Prof. Piotr Tuleja. Źródło: www.gazetaprawna.pl

Jaką rolę pełnią w Trybunale Konstytucyjnym asystenci ?  

(…) Od pewnego czasu w mediach pojawiają się informacje, że sędziowie Trybunału Konstytucyjnego nie są autorami wydawanych przez Trybunał orzeczeń. Można przeczytać, że autorami orzeczeń są asystenci sędziów, a ostatnio, że pisanie rozstrzygnięć jest  zlecane „na mieście”. Opinia ta jest nieprawdziwa, jednak powtarzana co jakiś czas staje się medialnym faktem.
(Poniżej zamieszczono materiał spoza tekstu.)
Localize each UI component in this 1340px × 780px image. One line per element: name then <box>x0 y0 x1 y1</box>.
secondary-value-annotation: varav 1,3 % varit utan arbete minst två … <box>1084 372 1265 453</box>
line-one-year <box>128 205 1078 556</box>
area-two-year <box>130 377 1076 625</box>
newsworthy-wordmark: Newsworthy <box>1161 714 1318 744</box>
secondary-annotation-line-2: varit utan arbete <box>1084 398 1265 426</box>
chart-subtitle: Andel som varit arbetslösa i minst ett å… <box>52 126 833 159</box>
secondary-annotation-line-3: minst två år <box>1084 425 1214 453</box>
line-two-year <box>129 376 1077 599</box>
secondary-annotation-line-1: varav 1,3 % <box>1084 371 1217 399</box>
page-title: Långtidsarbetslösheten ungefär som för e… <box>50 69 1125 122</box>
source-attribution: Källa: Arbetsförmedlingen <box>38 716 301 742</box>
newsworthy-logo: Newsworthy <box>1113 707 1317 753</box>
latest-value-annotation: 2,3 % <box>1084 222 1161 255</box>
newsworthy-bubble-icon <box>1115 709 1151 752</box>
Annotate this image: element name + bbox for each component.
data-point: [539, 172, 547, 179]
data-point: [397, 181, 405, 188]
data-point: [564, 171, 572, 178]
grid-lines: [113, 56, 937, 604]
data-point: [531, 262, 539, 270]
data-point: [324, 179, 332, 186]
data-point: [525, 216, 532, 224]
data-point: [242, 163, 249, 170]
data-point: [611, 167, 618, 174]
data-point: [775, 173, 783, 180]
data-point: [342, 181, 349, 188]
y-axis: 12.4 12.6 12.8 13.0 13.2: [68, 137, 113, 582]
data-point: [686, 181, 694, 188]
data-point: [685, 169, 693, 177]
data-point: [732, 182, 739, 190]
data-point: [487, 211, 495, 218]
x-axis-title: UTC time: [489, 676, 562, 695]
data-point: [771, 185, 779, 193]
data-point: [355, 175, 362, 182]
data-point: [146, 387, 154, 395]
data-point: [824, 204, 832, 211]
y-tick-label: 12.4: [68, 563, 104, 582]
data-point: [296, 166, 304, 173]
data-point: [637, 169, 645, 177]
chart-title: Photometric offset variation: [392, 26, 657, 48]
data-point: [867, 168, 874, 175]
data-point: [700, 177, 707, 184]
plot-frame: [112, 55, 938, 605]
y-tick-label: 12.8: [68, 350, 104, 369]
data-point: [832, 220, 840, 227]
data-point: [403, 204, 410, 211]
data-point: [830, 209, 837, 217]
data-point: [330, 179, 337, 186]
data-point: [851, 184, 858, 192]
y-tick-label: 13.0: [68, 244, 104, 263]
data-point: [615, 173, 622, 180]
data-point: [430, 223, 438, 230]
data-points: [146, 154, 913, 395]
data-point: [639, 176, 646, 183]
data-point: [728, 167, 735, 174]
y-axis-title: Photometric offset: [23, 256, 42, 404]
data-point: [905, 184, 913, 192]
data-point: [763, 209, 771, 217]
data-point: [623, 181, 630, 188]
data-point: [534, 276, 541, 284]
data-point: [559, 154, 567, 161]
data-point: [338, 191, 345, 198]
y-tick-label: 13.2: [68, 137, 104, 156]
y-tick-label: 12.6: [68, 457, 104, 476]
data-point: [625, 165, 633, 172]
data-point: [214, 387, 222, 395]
O sile takich „faktów” świadczy m.in. powoływanie się na nie również przez prawników. (…) Relacja sędziego z asystentami wiele mówi o sposobie pracy Trybunału Konstytucyjnego. W Polsce nikt nie próbował dotąd przedstawić rzeczywistej roli prawników zatrudnionych w Biurze Trybunału Konstytucyjnego oraz sposobu, w jaki współpracują oni z sędziami. Tymczasem w innych krajach jest to problem szeroko opisywany.

Chciałbym podjąć próbę skrótowego przedstawienia roli asystentów w Trybunale Konstytucyjnym z perspektywy sędziego TK, długoletniego asystenta sędziów (rozpoczynałem pracę w Trybunale na podstawie umowy zlecenia), dyrektora Zespołu Wstępnej Kontroli Skarg Konstytucyjnych i Wniosków w TK i wreszcie uczestnika prowadzonego przez kilka lat w Katedrze Prawa Konstytucyjnego UJ programu badawczego, którego przedmiotem była m.in. analiza współpracy sędziów i asystentów w europejskich sądach konstytucyjnych.

Należy podkreślić, że polski model współpracy sędziów TK  i ich asystentów został wdrożony w 1992 r. Funkcjonował przez wiele lat i jest  zbliżony do modeli przyjmowanych w wielu europejskich sądach konstytucyjnych, Europejskim Trybunale Praw Człowieka oraz w Trybunale Sprawiedliwości Unii Europejskiej. Warto też odnotować, że rola asystentów jest   coraz częściej doceniana (http://www.kancelaria.lex.pl/czytaj/-/artykul/elity-polscy-law-clerks-w-sadach-i-trybunalach?refererPlid=5259211 _ ) .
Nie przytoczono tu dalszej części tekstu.